Unemployment is low and the labor force participation rate is turning up. Technology causes various industries to die out. This has been going on for generations. Also, I think humans will become much more cybernetic during the late 21st century. No idea what this will do to society, but things are moving this way very fast.
market might balance it self in the sense the more people likely unable to find job, the more likely to accept a lesser paying job to the point , automated production would't make sense as a justified cost/investment breaking point
when people are making six figure sums for having a live channel where people can watch them play video games online. i'd say new industries will eventually replace these lost jobs. from factories to call centers, that's my prediction.

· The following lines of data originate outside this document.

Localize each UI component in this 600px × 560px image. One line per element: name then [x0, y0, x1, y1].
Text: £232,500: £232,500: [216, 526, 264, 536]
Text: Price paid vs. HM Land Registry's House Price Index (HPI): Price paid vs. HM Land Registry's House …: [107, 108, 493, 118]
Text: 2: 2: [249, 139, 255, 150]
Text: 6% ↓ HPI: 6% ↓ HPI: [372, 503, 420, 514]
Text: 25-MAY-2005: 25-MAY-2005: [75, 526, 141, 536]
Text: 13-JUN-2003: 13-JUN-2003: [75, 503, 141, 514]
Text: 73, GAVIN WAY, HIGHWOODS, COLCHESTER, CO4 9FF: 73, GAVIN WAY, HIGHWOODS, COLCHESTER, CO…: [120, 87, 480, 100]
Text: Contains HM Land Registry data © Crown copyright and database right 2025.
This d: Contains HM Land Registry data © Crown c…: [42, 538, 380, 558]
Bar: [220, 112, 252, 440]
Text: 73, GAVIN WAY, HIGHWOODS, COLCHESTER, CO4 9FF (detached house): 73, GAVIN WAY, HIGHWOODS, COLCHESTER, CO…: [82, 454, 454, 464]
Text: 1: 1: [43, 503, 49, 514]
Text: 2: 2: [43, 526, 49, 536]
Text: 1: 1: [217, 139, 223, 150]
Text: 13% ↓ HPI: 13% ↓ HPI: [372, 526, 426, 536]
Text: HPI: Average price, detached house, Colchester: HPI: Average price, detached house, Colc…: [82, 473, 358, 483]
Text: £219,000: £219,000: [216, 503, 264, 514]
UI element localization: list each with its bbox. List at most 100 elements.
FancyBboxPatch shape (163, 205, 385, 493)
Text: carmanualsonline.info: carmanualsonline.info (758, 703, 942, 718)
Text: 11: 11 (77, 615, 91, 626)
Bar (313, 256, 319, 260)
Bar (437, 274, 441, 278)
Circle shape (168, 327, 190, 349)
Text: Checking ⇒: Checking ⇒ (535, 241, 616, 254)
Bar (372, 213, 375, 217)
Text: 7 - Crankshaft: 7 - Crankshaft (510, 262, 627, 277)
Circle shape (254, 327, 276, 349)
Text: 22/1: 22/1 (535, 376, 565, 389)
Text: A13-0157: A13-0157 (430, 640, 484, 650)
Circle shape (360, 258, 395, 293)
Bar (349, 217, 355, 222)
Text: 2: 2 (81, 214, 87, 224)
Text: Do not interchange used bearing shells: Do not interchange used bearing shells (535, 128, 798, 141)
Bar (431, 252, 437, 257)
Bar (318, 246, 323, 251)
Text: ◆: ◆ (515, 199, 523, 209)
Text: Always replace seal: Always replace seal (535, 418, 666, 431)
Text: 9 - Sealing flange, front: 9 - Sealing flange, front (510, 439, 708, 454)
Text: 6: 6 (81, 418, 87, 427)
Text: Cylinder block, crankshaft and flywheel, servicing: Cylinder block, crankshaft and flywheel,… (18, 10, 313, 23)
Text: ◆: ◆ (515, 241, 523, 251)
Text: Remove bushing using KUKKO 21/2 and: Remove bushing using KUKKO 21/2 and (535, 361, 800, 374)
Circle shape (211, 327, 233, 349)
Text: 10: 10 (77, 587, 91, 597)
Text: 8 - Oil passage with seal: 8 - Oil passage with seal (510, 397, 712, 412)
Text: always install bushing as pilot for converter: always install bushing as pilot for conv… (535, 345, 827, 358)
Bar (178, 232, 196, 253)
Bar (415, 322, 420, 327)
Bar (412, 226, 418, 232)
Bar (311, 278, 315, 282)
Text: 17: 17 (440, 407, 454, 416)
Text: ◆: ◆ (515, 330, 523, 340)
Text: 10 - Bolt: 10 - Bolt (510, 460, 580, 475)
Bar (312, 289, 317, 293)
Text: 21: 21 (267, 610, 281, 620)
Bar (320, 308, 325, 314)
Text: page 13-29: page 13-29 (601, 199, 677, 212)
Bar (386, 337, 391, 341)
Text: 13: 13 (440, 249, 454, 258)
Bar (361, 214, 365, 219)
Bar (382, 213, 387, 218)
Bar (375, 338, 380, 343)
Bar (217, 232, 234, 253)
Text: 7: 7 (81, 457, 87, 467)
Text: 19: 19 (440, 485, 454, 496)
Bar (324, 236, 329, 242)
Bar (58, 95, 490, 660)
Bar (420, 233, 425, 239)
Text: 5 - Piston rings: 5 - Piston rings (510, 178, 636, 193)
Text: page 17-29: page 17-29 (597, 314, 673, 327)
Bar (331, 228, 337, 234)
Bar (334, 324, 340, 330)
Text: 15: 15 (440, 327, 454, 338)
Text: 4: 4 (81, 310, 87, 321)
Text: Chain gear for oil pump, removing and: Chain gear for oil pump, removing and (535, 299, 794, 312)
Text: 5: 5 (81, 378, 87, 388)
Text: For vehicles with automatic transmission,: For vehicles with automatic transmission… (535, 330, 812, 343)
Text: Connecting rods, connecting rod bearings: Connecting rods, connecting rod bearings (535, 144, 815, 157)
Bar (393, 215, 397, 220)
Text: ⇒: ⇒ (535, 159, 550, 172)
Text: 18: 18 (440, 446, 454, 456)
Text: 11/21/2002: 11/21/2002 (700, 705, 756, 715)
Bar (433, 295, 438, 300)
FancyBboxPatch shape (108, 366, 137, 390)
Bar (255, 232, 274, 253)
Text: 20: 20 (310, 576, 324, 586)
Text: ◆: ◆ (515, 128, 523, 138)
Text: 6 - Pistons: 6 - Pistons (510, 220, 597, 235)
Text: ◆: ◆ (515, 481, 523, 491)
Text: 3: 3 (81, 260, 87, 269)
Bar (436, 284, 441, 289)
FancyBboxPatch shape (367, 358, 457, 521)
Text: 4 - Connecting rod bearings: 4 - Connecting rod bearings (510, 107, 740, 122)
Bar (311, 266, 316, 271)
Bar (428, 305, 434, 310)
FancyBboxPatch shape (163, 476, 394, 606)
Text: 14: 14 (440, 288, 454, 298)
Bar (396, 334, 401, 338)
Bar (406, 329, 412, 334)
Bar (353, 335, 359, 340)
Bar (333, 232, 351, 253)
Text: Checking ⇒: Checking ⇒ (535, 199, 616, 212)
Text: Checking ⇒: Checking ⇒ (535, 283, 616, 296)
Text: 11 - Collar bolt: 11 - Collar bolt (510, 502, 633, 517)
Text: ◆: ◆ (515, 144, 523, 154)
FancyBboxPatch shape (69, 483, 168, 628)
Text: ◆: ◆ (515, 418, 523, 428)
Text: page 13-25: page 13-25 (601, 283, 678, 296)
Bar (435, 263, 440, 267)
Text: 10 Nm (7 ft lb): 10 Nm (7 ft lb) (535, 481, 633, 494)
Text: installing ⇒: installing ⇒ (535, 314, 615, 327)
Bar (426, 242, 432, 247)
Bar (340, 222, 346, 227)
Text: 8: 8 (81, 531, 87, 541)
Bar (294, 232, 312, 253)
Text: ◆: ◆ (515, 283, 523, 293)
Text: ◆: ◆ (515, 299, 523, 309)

Yes, the GOP and Trump, now that he's won the nomination, keep babbling about how "horrible" our economy is, when in fact it's the envy of most of the developed world. Here in Austin, the unemployment rate is 2.9%. If someone wants a job, the jobs are here. The problem people are having, and this dovetails with the "problem" of automation in regards to the workforce, is that unless you have the training, and preferably a degree, you're stuck with employment that pays somewhere between minimum wage and around $20 an hour. Back in the '60's and '70's, $20+ an hour was a wage that could enable you to buy a decent house for you and your family in a decent neighborhood, a couple of cars, a TV in the living room, money to take the family on a nice vacation, and a little left over to save so you could help the kids get through college. Not so, today, of course. Not even close. If you made $20 or more an hour and didn't have a degree, and many (actually most) didn't back then, you likely earned that wage because you belonged to a union, in my opinion. You had to get training and unions handled that very well. Non-union shops generally paid less, although they might pay more for a union trained electrician/pipe fitter/etc., which is a little ironic. If you were in manufacturing, the CEO probably made 20 times what the average worker made. That's in terms of the "CEO-to-worker compensation ratio." Today? In 2013, the "CEO-to-worker compensation ratio" was 295.9, compared to 20 in 1965. I got that information from the Economic Policy Institute, link below. The title of the article is, appropriately, CEO Pay Continues to Rise as Typical Workers Are Paid Less. When glynch "yells" about the vast income disparency between the average American worker and the typical CEO that they work for, this is what he's talking about. America is a great country, producing and consuming more as a society than any country in history, in my opinion, but the wealth that prosperity produces is concentrated more and more into the hands of a few, while the average American treads water or slips behind the standard of living their parents had as they were growing up. http://www.epi.org/publication/ceo-pay-continues-to-rise/
Who is we? Service and labor will always be part of the equation, otherwise food delivery and short term lodging would have displaced restaurants and hotels long ago.